PAX points out that the TPNW has already helped create enough stigma surrounding nuclear weapons that two enormous pension funds have divested from nuclear arms producers. The Norwegian Government Pension Fund, the second-largest pension fund on earth, has sold its investments in, among other companies, Huntington Ingalls, Lockheed Martin, Airbus, and Boeing. The Dutch civil service fund ABP is the world’s fifth-largest and has also divested from the nuclear arms industry. “Changes in society, also at an international level,” said an ABP executive, mean that “nuclear weapons no longer fit in with our sustainable and responsible investment policy.”
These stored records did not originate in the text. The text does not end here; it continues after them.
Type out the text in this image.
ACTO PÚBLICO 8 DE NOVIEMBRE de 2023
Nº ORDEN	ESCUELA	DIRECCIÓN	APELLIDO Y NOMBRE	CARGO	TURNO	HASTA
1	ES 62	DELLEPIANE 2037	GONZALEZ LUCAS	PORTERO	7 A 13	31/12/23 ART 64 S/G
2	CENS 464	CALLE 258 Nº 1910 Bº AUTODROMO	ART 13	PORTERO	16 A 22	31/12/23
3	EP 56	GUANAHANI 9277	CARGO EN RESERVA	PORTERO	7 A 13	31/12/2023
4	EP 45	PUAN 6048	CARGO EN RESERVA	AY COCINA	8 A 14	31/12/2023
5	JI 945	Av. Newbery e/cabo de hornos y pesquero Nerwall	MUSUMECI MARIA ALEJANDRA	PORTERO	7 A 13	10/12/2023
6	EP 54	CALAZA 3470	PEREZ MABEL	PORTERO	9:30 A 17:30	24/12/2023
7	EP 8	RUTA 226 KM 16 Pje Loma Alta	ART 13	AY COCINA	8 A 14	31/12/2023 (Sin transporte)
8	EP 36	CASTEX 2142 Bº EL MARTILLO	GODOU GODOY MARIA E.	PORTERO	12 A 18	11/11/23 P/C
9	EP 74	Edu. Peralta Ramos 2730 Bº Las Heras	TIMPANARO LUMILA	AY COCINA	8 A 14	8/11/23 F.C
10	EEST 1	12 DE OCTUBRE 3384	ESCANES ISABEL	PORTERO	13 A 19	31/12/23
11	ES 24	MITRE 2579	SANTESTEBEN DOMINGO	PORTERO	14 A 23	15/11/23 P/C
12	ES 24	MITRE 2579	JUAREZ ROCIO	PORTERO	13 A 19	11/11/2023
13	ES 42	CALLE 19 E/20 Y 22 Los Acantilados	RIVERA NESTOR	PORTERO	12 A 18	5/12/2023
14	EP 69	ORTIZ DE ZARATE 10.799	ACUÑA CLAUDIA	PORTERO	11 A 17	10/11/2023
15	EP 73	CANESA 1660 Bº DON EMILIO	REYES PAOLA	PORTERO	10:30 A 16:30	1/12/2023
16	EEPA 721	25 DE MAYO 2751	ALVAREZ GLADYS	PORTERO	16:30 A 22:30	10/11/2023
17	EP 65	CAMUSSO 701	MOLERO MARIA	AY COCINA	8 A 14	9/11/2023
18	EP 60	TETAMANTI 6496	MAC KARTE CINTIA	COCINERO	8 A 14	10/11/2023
This perspective is now quietly making its way across the Atlantic. This January, a bill was introduced in the Massachusetts State Legislature that would require the state’s pension funds to divest from nuclear manufacturers. The city of Cambridge has already done so. Ojai, California, will not make any future investments in the makers or funders of nuclear weapons.
“If Lockheed Martin can stop making cluster bombs because they’re losing investors across Europe,” says Snyder, “we know corporations can be moved. … It takes a long time with businesses, but you can do it faster than with governments.”
And that’s the point of Pax’s report: It wasn’t created for passive consumption, but to put basic information in the hands of activists, so that they can exert the power of basic sanity.